Traffic Grooming in Wavelength Routed Path Networks
(2003-01-03) Huang, Shu; Dr. Rudra Dutta, Committee Chair; Dr. G.N.Rouskas, Committee Member; Dr. M.Stallmann, Committee Member
Recent increase in bandwidth and development of wavelength routing techniques has prompted the study of traffic grooming in wide area wavelength routed optical networks. These networks are widely expected to form the high speed high performance backbone networks of the future. We have studied the grooming problem as applied to the path network, where the physical topology of fibers simply forms a path. Path networks are important in themselves, because they arise naturally in different realistic scenarios, but also because they are simple elemental topologies which can contribute to the understanding of more complex topologies. We show that the problem of traffic grooming is NP-Complete in both unidirectional and bidirectional path networks under the objective of minimizing network-wide amount of electronic switching, whether bifurcation of traffic components into integral sub-components is allowed or not. These results are somewhat surprising in such a simple topology as the path, and underline the inherent complexity of the grooming problem. Our results have implications for grooming problems with other topologies, which we explore. We also explore the approximability of the problem in path networks.

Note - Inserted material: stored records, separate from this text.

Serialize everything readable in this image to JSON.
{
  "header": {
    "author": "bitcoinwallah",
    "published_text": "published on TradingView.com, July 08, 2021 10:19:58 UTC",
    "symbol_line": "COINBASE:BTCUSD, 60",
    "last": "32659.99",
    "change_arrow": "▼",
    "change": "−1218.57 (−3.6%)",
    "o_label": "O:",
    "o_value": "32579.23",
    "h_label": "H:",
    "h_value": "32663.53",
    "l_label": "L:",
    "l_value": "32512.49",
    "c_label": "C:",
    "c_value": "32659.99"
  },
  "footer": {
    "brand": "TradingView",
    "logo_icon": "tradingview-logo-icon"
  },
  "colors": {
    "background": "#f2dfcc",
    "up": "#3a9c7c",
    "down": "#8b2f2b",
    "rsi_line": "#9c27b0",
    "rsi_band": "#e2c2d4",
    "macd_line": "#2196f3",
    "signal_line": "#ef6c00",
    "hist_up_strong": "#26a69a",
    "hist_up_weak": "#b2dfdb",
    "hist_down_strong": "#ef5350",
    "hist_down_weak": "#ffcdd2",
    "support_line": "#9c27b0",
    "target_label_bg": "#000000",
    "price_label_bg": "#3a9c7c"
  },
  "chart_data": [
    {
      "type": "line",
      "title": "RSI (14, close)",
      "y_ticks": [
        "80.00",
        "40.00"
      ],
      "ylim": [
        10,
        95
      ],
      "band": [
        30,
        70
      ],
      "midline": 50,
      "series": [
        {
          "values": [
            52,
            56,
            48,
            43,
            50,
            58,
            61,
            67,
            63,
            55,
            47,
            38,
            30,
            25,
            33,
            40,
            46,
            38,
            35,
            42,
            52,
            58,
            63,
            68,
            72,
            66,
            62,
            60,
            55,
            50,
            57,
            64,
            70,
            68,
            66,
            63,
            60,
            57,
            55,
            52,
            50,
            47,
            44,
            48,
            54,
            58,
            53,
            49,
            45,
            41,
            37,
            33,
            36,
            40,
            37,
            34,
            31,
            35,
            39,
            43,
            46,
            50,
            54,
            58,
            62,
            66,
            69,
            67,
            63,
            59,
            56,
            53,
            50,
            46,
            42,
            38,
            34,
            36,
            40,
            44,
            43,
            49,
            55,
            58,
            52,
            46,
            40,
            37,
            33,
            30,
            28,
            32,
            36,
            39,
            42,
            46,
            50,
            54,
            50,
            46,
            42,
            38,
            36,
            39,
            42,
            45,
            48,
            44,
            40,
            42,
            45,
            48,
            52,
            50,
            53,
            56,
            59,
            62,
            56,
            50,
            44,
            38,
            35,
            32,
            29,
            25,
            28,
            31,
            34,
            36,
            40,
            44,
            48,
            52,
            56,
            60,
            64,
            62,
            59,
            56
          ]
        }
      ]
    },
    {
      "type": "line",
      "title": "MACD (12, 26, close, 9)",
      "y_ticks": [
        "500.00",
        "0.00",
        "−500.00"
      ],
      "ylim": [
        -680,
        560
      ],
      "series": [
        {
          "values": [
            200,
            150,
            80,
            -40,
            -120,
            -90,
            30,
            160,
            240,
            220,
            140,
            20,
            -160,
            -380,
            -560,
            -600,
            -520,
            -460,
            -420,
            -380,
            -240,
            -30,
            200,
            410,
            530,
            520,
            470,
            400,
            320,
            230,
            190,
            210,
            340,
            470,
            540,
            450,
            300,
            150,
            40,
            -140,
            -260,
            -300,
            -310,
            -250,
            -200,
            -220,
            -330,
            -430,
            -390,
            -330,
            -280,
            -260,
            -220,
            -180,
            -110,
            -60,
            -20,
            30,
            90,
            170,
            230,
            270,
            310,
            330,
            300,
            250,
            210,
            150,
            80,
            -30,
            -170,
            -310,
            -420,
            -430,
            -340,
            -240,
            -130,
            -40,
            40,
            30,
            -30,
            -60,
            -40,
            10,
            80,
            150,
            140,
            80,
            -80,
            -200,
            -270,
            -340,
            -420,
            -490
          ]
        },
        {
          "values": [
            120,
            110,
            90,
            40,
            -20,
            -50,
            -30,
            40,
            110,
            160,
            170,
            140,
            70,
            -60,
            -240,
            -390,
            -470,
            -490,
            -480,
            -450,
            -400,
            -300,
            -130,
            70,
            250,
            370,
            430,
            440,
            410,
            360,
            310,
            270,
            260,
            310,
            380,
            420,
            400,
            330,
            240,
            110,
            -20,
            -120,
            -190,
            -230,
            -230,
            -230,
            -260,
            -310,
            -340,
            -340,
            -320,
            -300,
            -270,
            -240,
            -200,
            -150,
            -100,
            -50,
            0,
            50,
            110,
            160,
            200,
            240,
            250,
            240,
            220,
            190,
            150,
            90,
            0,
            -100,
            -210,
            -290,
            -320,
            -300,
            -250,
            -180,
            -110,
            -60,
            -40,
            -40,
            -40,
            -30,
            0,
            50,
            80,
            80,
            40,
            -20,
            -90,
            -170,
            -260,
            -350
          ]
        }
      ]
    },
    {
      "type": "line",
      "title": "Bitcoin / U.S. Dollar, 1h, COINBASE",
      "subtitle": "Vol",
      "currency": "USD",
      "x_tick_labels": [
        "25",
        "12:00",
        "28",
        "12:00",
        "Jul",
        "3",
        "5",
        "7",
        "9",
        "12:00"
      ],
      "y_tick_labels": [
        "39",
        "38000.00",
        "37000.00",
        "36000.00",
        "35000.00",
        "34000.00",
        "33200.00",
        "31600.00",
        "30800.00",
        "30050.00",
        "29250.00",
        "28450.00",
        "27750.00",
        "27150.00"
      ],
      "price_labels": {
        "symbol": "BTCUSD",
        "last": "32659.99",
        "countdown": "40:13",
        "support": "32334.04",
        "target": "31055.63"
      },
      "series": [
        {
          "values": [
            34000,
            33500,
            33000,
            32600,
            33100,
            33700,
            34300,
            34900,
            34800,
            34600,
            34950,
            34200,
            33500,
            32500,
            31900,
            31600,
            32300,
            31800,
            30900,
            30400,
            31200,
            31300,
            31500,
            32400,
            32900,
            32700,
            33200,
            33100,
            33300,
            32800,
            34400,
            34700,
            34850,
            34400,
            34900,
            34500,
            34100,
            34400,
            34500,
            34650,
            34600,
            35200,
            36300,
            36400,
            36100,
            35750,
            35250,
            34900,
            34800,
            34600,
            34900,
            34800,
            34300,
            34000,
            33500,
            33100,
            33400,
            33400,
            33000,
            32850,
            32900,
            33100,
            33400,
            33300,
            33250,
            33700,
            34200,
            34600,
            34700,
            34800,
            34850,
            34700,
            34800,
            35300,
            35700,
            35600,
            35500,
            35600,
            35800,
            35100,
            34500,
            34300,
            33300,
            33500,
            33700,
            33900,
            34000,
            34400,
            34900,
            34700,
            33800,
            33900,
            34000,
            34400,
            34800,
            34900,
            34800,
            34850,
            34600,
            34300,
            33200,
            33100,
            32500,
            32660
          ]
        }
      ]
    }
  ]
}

We prove that there is no such a polynomial approximation algorithm that it can guarantee an approximation ratio less than infinity, unless $P=NP$. We propose a heuristic approach to solve the problem practically. Our approach is loosely based on the idea of flow deviation. After defining the deviation framework in the context of our problem, we show that it is a family of algorithms rather than a single one, the different members of the family obtained by choosing different candidate approaches to two key subtasks. Some of these members possess practically important performance guarantees, which we define. We present numerical results obtained by applying our technique to traffic instances of various patterns to validate our theoretical claims.